On Sunday night I attended the final concert of the Mozartfest, Peter Donohoe and Martin Roscoe playing piano duets. When I learnt the piano at school I played my way through some of this repertoire with my teacher, including such works as Mozart’s sonata for two pianos (thereby enhancing my mental capacity, it seems) and Schubert’s Fantasy in F minor (a piece which contains one of the least subtle modulations I’ve ever come across). But I don’t think I’ve ever been to a whole concert for these forces before.
Much of the music in this concert was known to me in other arrangements. In the case of Mozart’s Fantasia K608 I found myself missing the variety of tone of the organ (in fact Dame Gillian Weir played it in Bath Abbey earlier in the week). The first half concluded with one of the standards: Brahms’ Variations on the St. Antony Chorale.

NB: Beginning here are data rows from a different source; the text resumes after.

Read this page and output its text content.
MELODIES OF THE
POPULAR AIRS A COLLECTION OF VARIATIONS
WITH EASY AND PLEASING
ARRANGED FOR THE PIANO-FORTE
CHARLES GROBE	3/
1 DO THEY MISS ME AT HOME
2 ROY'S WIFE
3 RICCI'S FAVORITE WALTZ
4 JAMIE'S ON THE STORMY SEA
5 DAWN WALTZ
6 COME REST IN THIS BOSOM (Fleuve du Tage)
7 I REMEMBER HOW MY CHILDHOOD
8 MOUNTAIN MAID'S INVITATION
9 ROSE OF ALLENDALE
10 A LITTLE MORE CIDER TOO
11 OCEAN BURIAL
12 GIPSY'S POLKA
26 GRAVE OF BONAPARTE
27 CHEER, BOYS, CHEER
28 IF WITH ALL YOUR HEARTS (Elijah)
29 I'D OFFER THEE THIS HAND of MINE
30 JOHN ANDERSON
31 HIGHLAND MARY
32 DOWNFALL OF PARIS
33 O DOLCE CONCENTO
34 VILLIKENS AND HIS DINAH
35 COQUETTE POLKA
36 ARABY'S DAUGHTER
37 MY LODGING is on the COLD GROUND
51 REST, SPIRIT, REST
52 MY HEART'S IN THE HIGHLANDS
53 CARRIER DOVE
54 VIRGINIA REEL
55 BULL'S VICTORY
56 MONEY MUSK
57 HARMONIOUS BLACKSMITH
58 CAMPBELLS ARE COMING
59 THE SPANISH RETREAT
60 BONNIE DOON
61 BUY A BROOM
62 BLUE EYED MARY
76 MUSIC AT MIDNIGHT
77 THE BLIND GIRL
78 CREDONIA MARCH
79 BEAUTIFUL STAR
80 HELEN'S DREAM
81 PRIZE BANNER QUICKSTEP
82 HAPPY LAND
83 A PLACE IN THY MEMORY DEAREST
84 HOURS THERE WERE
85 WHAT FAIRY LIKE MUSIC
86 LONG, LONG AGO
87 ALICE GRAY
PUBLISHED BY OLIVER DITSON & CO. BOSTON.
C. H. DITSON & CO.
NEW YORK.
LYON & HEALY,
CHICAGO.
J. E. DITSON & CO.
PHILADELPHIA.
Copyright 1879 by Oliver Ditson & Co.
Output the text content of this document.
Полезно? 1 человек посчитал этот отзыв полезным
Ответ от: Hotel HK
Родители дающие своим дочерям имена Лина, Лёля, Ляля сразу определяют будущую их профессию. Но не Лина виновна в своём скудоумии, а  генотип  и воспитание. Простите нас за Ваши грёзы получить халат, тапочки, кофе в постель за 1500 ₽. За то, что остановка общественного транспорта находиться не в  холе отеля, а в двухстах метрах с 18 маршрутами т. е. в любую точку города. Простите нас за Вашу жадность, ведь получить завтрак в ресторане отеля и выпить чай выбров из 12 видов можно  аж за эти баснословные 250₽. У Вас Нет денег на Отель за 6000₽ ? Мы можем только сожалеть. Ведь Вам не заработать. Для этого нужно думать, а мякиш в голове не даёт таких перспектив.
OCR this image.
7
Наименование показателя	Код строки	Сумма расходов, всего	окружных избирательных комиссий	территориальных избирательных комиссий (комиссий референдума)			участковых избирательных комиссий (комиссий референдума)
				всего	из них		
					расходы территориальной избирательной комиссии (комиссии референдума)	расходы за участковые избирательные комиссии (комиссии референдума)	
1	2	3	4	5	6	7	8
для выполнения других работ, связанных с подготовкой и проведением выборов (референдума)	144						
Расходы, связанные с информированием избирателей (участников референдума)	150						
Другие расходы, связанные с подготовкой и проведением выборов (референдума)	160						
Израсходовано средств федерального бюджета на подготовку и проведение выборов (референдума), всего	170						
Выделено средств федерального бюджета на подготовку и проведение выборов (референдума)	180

The highlight for me came after the interval with the second and third of Debussy’s Nocturnes in a masterly arrangement by Ravel. I didn’t expect to miss the orchestral colour as little as I did. Ravel exploited the distance between the two instruments to suggest a larger group of performers; this sometimes resulted in some cruelly exposed simultaneoous double-octave writing for the two players. I was particularly impressed with their controlled changes of dynamic level. The advertised programme ended with Rachmaninov’s Symphonic Dances. I have to admit that apart from the Vespers Rachmaninov’s music doesn’t do very much for me, though I find myself attending performances of it quite often. I didn’t know these pieces (often not very dance-like) at all, so I had no orchestral arrangement intruding this time. For an encore we had two of Dvorak’s Slavonic Dances. The concert was recorded for future broadcast on BBC Radio 3.

A note on the venue: many of the people attending these concerts are old and/or infirm, but the first thing they have to do on arrival is grapple with the heavy swinging doors of the Assembly Rooms. Why, especially in these days of easy access, can’t one door at least be fixed open 20 minutes or so before each concert, as happens at (say) the Wigmore Hall, or almost every other concert venue I’ve ever been to?

Rachmaninov (represented this time by a movement from the Vespers) is a tenuous link to Saturday night when we battled through atrocious weather conditions and (in my case) a cold to sing a concert at Dulverton with the Exultate Singers. All the pieces, except some spirituals and folksong arrangements, were known to me though in some cases I hadn’t done them for some time and of course I hadn’t necessarily done them with this choir before.